Vocabulary is important in communicating technical details with accuracy. Almost everything has a name and it is helpful to be able to explain and discuss key concepts without pausing to explain every tool, feature function or fastener along the way. I will be posting weekly vocabulary focusing on specific themes or questions I ran into during the week.
Kerf: The width of grove made by a cutting tool. (The American Heritage Dictionary)
The width of a kerf varies depending on the cutting tool being used. The kerf can be less than 1/16” inch when cutting with jeweler’s saws or as large as ¼” or more when utilizing CNC routers. Depending on the process used and the precision required, offsetting the cut to prevent removing excess material may be necessary.
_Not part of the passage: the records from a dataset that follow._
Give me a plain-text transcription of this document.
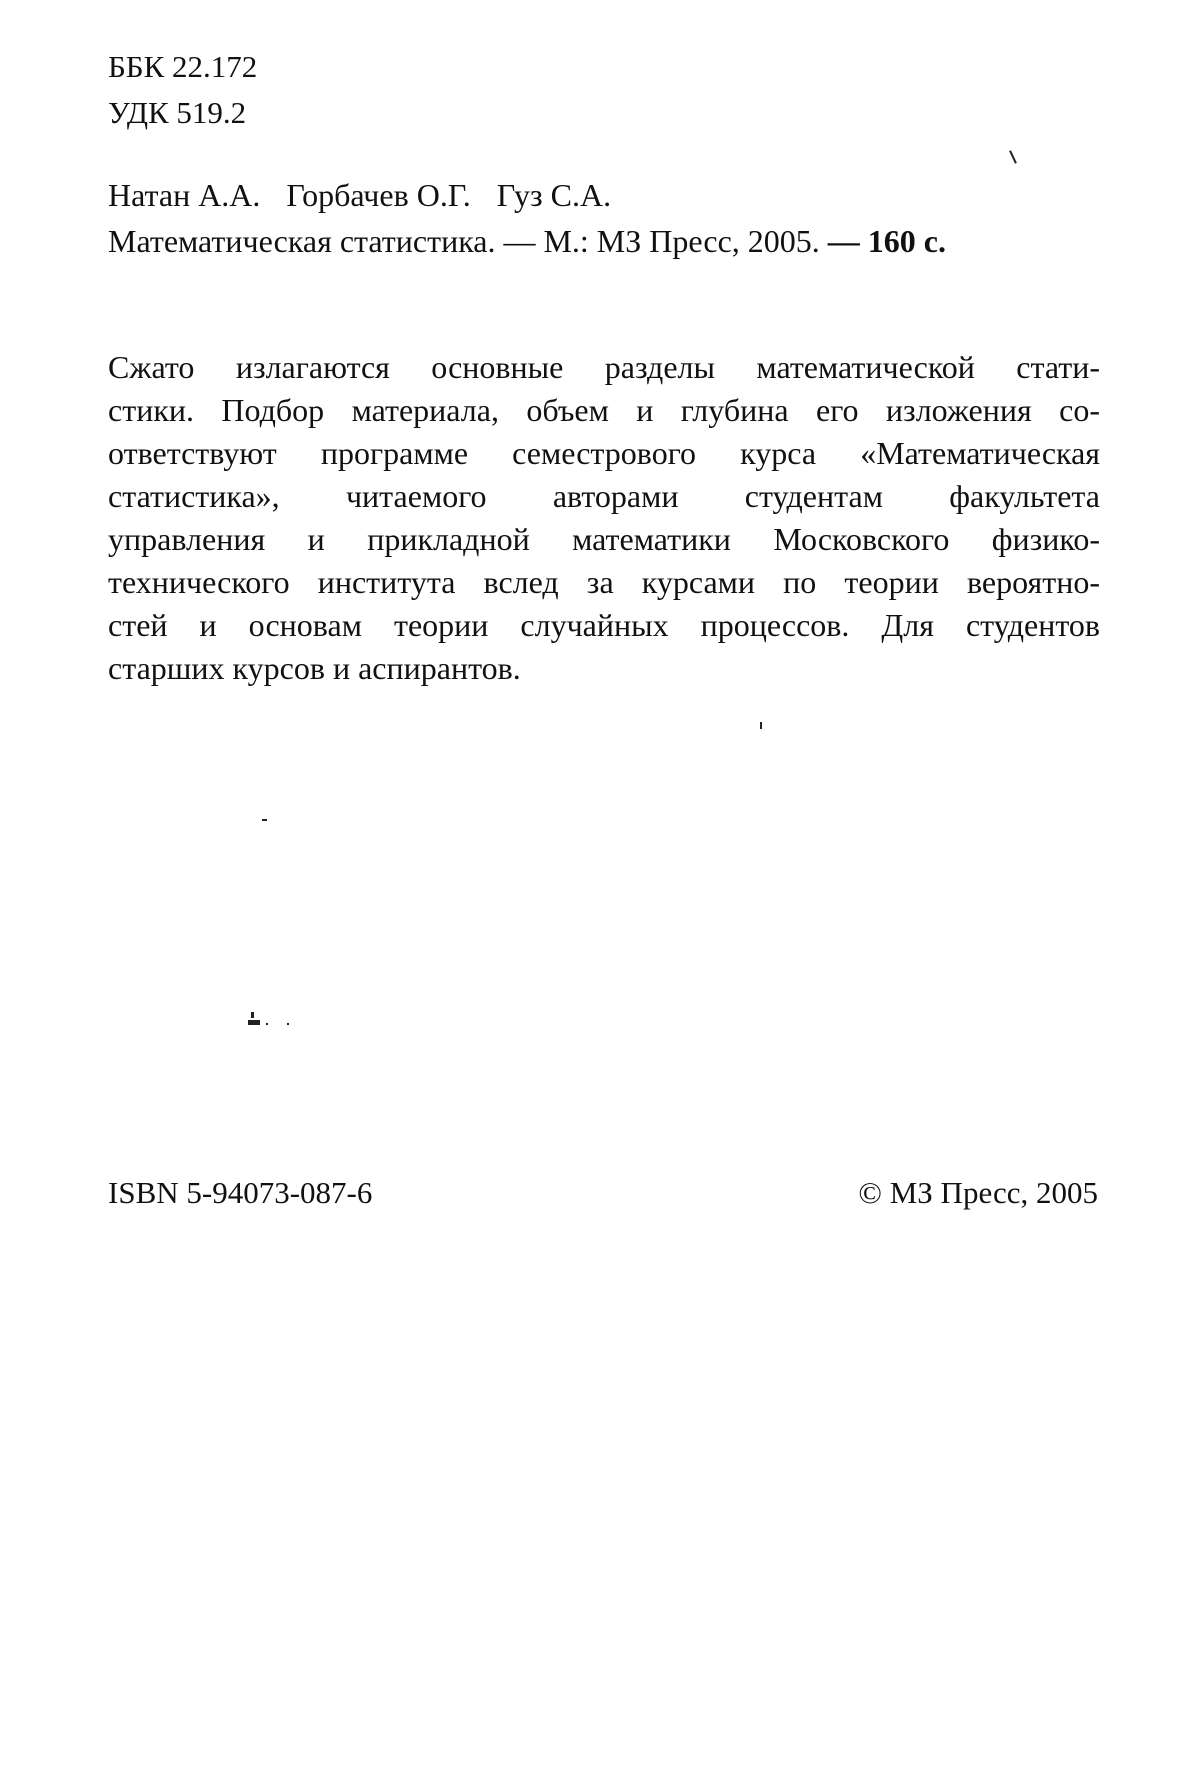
ББК 22.172
УДК 519.2
Натан А.А. Горбачев О.Г. Гуз С.А.
Математическая статистика. — М.: МЗ Пресс, 2005. — 160 с.
Сжато излагаются основные разделы математической стати-
стики. Подбор материала, объем и глубина его изложения со-
ответствуют программе семестрового курса «Математическая
статистика», читаемого авторами студентам факультета
управления и прикладной математики Московского физико-
технического института вслед за курсами по теории вероятно-
стей и основам теории случайных процессов. Для студентов
старших курсов и аспирантов.
ISBN 5-94073-087-6	© МЗ Пресс, 2005
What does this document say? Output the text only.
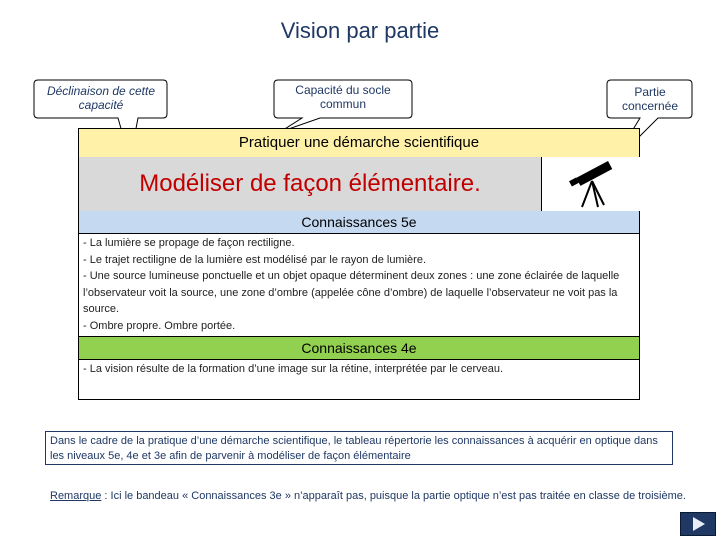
Vision par partie
Déclinaison de cette capacité
Capacité du socle commun
Partie concernée
Pratiquer une démarche scientifique
Modéliser de façon élémentaire.
Connaissances 5e
- La lumière se propage de façon rectiligne.
- Le trajet rectiligne de la lumière est modélisé par le rayon de lumière.
- Une source lumineuse ponctuelle et un objet opaque déterminent deux zones : une zone éclairée de laquelle l’observateur voit la source, une zone d’ombre (appelée cône d’ombre) de laquelle l’observateur ne voit pas la source.
- Ombre propre. Ombre portée.
Connaissances 4e
- La vision résulte de la formation d’une image sur la rétine, interprétée par le cerveau.
Dans le cadre de la pratique d’une démarche scientifique, le tableau répertorie les connaissances à acquérir en optique dans les niveaux 5e, 4e et 3e afin de parvenir à modéliser de façon élémentaire
Remarque : Ici le bandeau « Connaissances 3e » n’apparaît pas, puisque la partie optique n’est pas traitée en classe de troisième.
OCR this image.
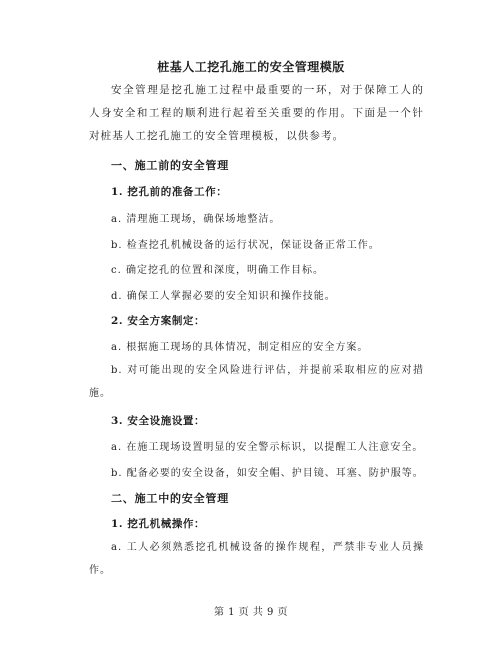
桩基人工挖孔施工的安全管理模版
安全管理是挖孔施工过程中最重要的一环，对于保障工人的人身安全和工程的顺利进行起着至关重要的作用。下面是一个针对桩基人工挖孔施工的安全管理模板，以供参考。
一、施工前的安全管理
1. 挖孔前的准备工作：
a. 清理施工现场，确保场地整洁。
b. 检查挖孔机械设备的运行状况，保证设备正常工作。
c. 确定挖孔的位置和深度，明确工作目标。
d. 确保工人掌握必要的安全知识和操作技能。
2. 安全方案制定：
a. 根据施工现场的具体情况，制定相应的安全方案。
b. 对可能出现的安全风险进行评估，并提前采取相应的应对措施。
3. 安全设施设置：
a. 在施工现场设置明显的安全警示标识，以提醒工人注意安全。
b. 配备必要的安全设备，如安全帽、护目镜、耳塞、防护服等。
二、施工中的安全管理
1. 挖孔机械操作：
a. 工人必须熟悉挖孔机械设备的操作规程，严禁非专业人员操作。
第 1 页 共 9 页
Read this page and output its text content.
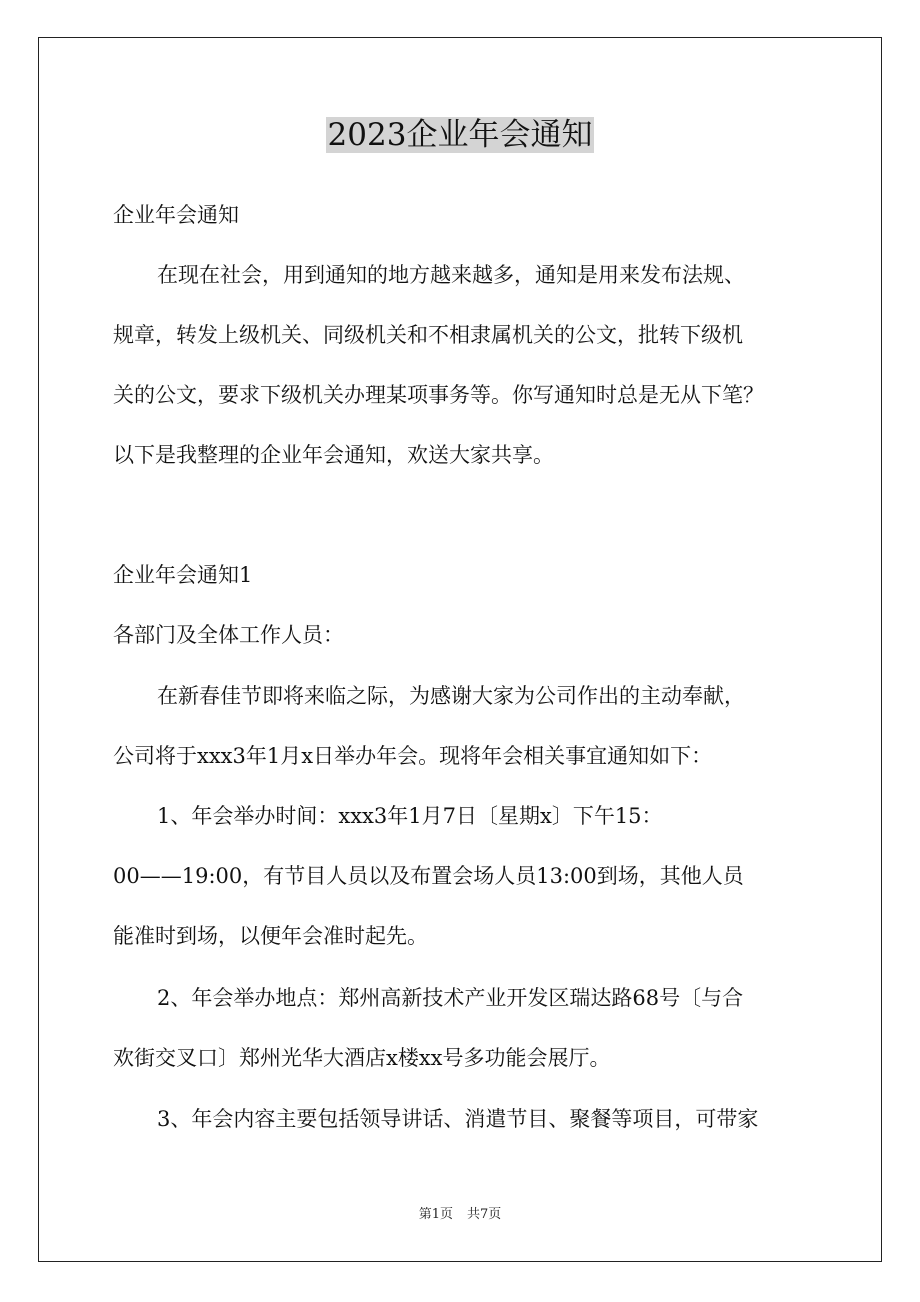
2023企业年会通知
企业年会通知
在现在社会，用到通知的地方越来越多，通知是用来发布法规、
规章，转发上级机关、同级机关和不相隶属机关的公文，批转下级机
关的公文，要求下级机关办理某项事务等。你写通知时总是无从下笔？
以下是我整理的企业年会通知，欢送大家共享。
企业年会通知1
各部门及全体工作人员：
在新春佳节即将来临之际，为感谢大家为公司作出的主动奉献，
公司将于xxx3年1月x日举办年会。现将年会相关事宜通知如下：
1、年会举办时间：xxx3年1月7日〔星期x〕下午15：
00——19:00，有节目人员以及布置会场人员13:00到场，其他人员
能准时到场，以便年会准时起先。
2、年会举办地点：郑州高新技术产业开发区瑞达路68号〔与合
欢街交叉口〕郑州光华大酒店x楼xx号多功能会展厅。
3、年会内容主要包括领导讲话、消遣节目、聚餐等项目，可带家
第1页 共7页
Nesting patterns are especially sensitive to the effect of kerf because material is removed symmetrically from both parts. As a result it is often impossible to simultaneously cut tight fitting interlocking parts when they share the kerf of a cutter.
One tool capable of cutting tight fitting nesting parts is laser cutters. This useful link shows how to determine the kerf of a laser cutter.
Rip Cutting: Rip cuts are cutting operations made parallel to the direction of the grain.
Table saws and band saws are frequently used for rip cuts.
Cross Cutting: Cross cuts are cutting operations made parallel to the grain. As the cutter encounters the fibers of the wood at their strongest, slower feed rates are required for quality cuts.
Miter saws and radial arm saws and band saws are frequently used for cross cuts. Table Saws are also used for cross cutting when fitted with cross cut sleds and blades. It is also worth mentioning that when cutting plywood, due to the alternating grain directions of the plys, any cutting direction will behave like a crosscut.